Beyond Skip Connection: Pooling and Unpooling Design for Elimination Singularities
Chengkun Sun, Jinqian Pan, Zhuoli Jin, Russell Stevens Terry, Jiang Bian, Jie Xu
TL;DR
Pool Skip addresses elimination singularities that hamper training of deep CNNs by integrating a pooling-unpooling path with a small convolution and skip connections, underpinned by the Weight Inertia hypothesis and compensation theory. The approach stabilizes gradient flow and enables updates to previously inert weights, yielding performance gains across 2D classification, 2D segmentation, and 3D medical image segmentation tasks. Empirical results on CIFAR-10/100, Cityscapes, Pascal VOC, BTCV, and AMOS show consistent improvements across CNNs and, to a lesser extent, ViT variants, validating the practicality of pooling-based compensation in deep architectures. The work provides a theoretical framework and a lightweight architectural module that improves training robustness with potential broad applicability to other deep models.
Abstract
Training deep Convolutional Neural Networks (CNNs) presents unique challenges, including the pervasive issue of elimination singularities, consistent deactivation of nodes leading to degenerate manifolds within the loss landscape. These singularities impede efficient learning by disrupting feature propagation. To mitigate this, we introduce Pool Skip, an architectural enhancement that strategically combines a Max Pooling, a Max Unpooling, a 3 times 3 convolution, and a skip connection. This configuration helps stabilize the training process and maintain feature integrity across layers.
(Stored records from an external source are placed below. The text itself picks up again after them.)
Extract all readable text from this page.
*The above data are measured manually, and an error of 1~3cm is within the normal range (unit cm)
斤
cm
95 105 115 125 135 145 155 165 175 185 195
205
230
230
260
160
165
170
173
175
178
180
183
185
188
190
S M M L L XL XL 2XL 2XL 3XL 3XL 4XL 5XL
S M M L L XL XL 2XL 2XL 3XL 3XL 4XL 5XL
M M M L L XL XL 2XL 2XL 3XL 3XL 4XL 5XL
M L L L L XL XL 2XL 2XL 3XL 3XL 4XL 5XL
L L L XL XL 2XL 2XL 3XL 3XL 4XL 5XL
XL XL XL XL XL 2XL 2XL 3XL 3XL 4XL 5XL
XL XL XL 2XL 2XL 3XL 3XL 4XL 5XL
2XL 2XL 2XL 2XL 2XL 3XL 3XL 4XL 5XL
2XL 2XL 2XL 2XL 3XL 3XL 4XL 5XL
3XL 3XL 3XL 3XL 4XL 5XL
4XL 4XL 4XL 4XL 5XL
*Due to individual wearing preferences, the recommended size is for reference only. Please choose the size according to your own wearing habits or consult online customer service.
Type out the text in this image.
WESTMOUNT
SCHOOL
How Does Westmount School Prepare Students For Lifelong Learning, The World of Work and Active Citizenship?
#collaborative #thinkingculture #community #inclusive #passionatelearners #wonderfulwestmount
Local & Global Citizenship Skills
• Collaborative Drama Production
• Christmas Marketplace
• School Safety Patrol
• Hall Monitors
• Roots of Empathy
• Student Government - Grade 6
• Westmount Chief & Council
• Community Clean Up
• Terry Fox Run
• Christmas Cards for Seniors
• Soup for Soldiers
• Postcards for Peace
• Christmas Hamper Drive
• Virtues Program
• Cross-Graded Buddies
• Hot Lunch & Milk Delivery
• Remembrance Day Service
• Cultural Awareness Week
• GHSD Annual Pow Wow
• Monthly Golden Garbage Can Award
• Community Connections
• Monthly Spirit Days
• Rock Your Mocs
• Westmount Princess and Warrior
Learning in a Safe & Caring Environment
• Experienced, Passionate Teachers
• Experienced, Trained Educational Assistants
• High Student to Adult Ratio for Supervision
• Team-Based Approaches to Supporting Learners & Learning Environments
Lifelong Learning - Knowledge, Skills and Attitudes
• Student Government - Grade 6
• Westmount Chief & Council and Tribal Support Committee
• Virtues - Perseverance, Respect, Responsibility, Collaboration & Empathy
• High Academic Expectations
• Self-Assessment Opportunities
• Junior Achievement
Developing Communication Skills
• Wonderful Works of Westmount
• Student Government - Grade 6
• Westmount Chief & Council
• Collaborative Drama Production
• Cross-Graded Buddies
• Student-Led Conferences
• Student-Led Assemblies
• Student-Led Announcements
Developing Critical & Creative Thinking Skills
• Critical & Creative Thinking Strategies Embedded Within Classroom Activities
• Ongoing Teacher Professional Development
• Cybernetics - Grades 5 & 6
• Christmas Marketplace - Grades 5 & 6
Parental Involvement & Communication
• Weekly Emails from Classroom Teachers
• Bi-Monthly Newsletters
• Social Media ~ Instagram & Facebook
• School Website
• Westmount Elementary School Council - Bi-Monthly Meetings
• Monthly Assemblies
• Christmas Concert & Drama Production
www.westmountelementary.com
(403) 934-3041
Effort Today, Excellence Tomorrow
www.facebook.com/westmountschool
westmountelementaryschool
We also propose the Weight Inertia hypothesis, which underpins the development of Pool Skip, providing theoretical insights into mitigating degradation caused by elimination singularities through dimensional and affine compensation. We evaluate our method on a variety of benchmarks, focusing on both 2D natural and 3D medical imaging applications, including tasks such as classification and segmentation. Our findings highlight Pool Skip's effectiveness in facilitating more robust CNN training and improving model performance.